Das Viertel profitiert enorm davon, wenn für seine Anwohner*innen der Radverkehr attraktiver wird. Es gibt weniger Lärm, weniger schlechte Luft, weniger Stress. Je mehr auf das Fahrrad umsteigen, um so mehr Platz bleibt den verbleibenden Autonutzer*innen. Die Situation im Schulenburgring ist dennoch sicher nicht perfekt. So sollten zusätzliche Ausweichflächen im weiteren Verlauf geschaffen werden – wenn nicht gar die Stellplätze auf einer Straßenseite ganz entfallen sollten. Ebenso gibt es nach wie vor nicht genügend Fahrradbügel.

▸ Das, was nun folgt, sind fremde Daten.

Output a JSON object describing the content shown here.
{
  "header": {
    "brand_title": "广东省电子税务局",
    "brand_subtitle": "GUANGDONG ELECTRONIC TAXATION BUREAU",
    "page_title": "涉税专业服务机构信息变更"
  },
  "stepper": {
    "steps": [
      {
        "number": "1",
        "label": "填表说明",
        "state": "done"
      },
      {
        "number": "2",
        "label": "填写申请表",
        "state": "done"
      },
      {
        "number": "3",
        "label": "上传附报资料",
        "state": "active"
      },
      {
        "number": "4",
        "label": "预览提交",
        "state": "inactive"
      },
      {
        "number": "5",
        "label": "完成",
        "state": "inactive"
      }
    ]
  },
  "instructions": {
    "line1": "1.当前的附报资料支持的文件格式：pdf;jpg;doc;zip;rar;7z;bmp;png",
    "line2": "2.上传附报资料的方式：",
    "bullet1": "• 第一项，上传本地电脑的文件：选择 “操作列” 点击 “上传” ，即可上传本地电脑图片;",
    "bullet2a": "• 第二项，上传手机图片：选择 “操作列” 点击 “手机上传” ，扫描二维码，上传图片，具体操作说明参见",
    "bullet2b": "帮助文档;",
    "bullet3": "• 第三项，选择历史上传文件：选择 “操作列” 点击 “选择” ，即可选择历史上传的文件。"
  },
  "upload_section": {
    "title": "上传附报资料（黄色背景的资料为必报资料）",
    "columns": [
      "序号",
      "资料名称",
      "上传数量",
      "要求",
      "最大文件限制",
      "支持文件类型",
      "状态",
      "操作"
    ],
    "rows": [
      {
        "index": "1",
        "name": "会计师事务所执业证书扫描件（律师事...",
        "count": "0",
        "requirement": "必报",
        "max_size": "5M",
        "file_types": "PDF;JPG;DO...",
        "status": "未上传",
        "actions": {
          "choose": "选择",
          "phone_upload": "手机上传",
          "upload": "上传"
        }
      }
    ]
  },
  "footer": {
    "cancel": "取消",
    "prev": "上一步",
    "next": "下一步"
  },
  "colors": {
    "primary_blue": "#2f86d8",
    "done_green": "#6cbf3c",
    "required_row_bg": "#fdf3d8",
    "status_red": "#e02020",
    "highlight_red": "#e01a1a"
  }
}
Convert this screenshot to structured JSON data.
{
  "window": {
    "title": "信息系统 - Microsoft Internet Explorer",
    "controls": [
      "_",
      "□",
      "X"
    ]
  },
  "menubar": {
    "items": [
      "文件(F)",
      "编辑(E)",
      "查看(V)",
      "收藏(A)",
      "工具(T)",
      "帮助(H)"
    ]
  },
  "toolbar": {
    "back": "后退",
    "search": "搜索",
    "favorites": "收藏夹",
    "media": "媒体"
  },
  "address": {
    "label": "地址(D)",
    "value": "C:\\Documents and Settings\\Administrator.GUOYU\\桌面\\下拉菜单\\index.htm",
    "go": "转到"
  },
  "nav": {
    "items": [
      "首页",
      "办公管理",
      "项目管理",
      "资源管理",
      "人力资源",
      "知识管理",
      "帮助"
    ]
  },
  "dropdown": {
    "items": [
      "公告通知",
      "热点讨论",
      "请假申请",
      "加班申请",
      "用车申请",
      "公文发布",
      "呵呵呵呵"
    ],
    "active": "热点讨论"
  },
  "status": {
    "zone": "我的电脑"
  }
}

Gleichwohl: die geöffnete Einbahnstraße führt im Wohngebiet zu einem Mehr an Rücksichtnahme, zu einem langsameren Autoverkehr und insgesamt zu einem besseren Miteinander auf der Straße. Das begrüßen wir und deshalb ist für uns klar: auch andere Einbahnstraßen haben diese Vorteile verdient. Und warum nicht gleich gegenüber in der Burgherrenstraße anfangen?